Today one of the s.o.'s friends fixed Squeaky The Car's namesake problem. It was a belt that had slipped, then had carved a big groove in itself because it was in the wrong position, then had been retightened in the correct position but was still making noises because it was carved up. He replaced the belt with the s.o.'s help.
So now the car needs a new name. "The Blue Car" doesn't really work--not because we have another blue car (we don't), but because we jokingly refer to the other car as The Blue Car.
Some of you might remember The Blue Car as the one that caused me to take an unplanned mini-vacation in central Illinois at the end of October.* It is actually an odd pale violet/sand/silver color that baffles all who try to define it. Before I brought the car home from Ohio, I called my uncle to get the information I'd need to get a Georgia license plate and title. Not being able to remember much about the car other than that it was a small Japanese sedan sitting idle in my grandparents' garage, I asked him, "What is it, blue?" "Yeah," he said, probably not remembering any more about it than I did.

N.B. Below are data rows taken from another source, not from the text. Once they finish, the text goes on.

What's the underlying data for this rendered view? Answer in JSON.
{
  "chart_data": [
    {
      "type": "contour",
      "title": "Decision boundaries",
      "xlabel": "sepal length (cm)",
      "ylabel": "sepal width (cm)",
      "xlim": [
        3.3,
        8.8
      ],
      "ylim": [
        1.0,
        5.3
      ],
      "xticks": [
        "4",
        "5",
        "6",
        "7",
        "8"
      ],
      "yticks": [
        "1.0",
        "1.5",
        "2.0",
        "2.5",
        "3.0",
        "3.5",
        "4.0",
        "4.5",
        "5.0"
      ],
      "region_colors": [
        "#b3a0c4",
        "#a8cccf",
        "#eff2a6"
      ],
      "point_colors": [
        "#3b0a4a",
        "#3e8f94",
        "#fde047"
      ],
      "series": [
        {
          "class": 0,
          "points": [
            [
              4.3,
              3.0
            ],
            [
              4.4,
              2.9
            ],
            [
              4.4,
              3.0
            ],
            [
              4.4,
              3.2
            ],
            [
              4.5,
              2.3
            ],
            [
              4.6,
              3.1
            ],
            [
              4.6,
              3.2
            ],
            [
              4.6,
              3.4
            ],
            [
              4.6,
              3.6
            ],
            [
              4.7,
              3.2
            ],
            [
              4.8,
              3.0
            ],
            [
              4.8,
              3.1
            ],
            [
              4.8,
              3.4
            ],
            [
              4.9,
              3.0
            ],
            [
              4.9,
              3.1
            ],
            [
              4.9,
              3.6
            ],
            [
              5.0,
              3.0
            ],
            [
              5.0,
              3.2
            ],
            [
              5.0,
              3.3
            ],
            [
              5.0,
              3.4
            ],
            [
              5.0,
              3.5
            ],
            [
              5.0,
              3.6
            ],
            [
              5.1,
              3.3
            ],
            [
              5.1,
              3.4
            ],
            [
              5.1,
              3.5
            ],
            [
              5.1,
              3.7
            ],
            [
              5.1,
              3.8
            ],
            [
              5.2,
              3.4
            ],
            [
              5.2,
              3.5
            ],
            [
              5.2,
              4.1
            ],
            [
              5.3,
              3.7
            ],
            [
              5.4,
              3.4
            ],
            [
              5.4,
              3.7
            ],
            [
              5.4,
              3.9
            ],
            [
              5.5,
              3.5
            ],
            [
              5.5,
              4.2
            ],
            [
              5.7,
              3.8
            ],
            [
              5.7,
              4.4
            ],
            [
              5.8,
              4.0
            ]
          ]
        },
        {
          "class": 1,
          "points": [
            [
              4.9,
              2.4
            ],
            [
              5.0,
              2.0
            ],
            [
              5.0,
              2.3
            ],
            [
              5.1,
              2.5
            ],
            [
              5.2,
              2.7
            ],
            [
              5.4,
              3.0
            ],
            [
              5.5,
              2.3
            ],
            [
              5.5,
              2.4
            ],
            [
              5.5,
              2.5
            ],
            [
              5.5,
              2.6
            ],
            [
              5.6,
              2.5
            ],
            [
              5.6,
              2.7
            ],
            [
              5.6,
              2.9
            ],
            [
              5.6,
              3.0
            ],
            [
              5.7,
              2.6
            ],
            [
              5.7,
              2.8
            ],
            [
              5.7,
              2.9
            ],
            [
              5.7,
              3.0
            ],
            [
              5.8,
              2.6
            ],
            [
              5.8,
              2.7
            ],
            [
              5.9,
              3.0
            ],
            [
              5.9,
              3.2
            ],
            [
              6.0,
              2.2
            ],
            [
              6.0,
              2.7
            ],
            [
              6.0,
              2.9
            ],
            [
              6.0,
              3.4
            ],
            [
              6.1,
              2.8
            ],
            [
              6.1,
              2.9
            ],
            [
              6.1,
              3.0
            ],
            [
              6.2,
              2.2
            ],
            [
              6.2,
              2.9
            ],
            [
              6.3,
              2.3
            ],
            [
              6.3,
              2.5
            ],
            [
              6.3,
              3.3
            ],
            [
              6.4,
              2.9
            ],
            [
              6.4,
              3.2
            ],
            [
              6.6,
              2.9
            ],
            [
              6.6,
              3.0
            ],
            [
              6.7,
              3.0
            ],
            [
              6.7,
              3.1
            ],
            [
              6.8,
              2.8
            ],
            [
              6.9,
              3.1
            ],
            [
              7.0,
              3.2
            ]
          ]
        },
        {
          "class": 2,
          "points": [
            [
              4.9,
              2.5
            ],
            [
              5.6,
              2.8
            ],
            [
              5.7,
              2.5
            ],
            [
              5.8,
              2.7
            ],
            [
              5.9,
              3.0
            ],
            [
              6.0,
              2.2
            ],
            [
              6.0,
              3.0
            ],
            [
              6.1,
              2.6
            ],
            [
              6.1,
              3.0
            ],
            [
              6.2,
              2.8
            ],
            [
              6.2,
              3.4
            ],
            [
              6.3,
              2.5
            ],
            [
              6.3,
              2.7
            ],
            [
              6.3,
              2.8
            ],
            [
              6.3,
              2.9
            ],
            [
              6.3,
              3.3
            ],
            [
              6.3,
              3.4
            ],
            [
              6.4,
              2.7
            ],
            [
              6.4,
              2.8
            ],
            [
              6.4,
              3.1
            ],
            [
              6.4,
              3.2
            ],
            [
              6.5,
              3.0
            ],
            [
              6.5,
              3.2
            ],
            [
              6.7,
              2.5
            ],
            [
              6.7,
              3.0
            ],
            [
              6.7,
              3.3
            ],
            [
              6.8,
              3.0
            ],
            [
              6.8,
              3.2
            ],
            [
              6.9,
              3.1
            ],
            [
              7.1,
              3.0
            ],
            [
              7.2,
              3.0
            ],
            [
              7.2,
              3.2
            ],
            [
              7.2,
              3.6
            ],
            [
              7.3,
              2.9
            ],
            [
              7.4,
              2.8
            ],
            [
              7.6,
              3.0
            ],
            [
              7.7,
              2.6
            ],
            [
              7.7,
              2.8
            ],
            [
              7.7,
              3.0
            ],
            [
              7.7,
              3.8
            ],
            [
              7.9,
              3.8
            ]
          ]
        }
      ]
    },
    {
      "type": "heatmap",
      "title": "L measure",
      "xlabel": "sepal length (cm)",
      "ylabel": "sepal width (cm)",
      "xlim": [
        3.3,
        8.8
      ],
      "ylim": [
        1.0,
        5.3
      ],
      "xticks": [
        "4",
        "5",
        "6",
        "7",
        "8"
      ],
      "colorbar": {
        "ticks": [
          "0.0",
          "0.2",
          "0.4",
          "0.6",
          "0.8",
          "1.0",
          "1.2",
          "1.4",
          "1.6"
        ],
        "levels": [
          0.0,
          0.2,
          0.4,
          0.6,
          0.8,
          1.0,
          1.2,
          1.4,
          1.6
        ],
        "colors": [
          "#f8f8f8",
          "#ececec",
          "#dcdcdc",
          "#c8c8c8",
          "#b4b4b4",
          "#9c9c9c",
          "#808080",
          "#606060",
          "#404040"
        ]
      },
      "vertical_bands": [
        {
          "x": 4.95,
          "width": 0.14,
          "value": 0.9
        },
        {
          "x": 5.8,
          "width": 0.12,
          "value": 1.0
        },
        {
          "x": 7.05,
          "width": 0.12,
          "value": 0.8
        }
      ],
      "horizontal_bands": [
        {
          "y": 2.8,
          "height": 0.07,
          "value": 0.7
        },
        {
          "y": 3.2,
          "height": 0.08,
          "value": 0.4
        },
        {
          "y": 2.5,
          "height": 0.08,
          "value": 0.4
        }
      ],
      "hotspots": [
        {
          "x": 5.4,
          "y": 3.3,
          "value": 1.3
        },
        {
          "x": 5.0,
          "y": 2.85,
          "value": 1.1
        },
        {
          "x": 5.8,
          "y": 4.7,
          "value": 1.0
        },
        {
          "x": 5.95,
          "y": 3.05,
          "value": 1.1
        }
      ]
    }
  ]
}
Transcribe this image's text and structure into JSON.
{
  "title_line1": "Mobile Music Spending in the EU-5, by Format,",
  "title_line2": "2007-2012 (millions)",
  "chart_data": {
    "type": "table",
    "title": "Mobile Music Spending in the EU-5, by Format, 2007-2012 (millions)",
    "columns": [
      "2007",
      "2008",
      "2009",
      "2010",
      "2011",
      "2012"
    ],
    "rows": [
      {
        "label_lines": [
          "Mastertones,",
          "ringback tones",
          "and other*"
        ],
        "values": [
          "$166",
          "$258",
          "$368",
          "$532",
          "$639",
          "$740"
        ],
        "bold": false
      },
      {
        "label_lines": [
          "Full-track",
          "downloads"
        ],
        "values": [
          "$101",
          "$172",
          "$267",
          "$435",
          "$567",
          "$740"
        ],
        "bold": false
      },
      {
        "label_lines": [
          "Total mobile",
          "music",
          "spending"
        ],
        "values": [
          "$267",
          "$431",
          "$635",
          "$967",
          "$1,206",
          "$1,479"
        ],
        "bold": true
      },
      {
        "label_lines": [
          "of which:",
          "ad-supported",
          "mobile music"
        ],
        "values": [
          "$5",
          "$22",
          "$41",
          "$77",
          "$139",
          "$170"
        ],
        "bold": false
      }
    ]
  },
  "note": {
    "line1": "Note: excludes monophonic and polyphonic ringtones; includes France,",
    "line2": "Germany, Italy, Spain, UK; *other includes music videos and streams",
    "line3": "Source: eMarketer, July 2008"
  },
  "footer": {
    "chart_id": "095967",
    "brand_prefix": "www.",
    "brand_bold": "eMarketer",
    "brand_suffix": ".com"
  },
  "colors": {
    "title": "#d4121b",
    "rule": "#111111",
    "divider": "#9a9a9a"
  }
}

And so now the official Georgia title says that it is blue.
So now I have this low-level, probably unrealistic fear that one day I will be pulled over for some minor infraction--a burned-out tag light, for example--and will be hauled away to jail because the car doesn't match its registration information. It's a dumb thing to worry about, of course, because if I were stopped I would tell the police officer what I've just told you, and about three minutes into the story, the cop would decide I was too insane and blathery to bother with and would send me on my merry way.
But anyway, the s.o.'s friend, having already done us an amazing service by fixing Squeaky The Car (for the princely sum of a six-pack of Heineken and a dozen eggs), is now offering to repair the deer-shaped dent in the front of The Blue Car. And once that is done, he says he'll be glad to repaint the vehicle if we purchase the needed supplies.
We think we may buy some blue paint.
* The fuel system problem (you know, the one that stranded me in Illinois, was "fixed," and then reappeared almost immediately, causing me to have to drive hundreds of miles at a truly octogenarian speed) seems to be in remission. We are trying to pretend the incident never happened, but then again, we try to remember to take the cell phone along whenever we drive it somewhere.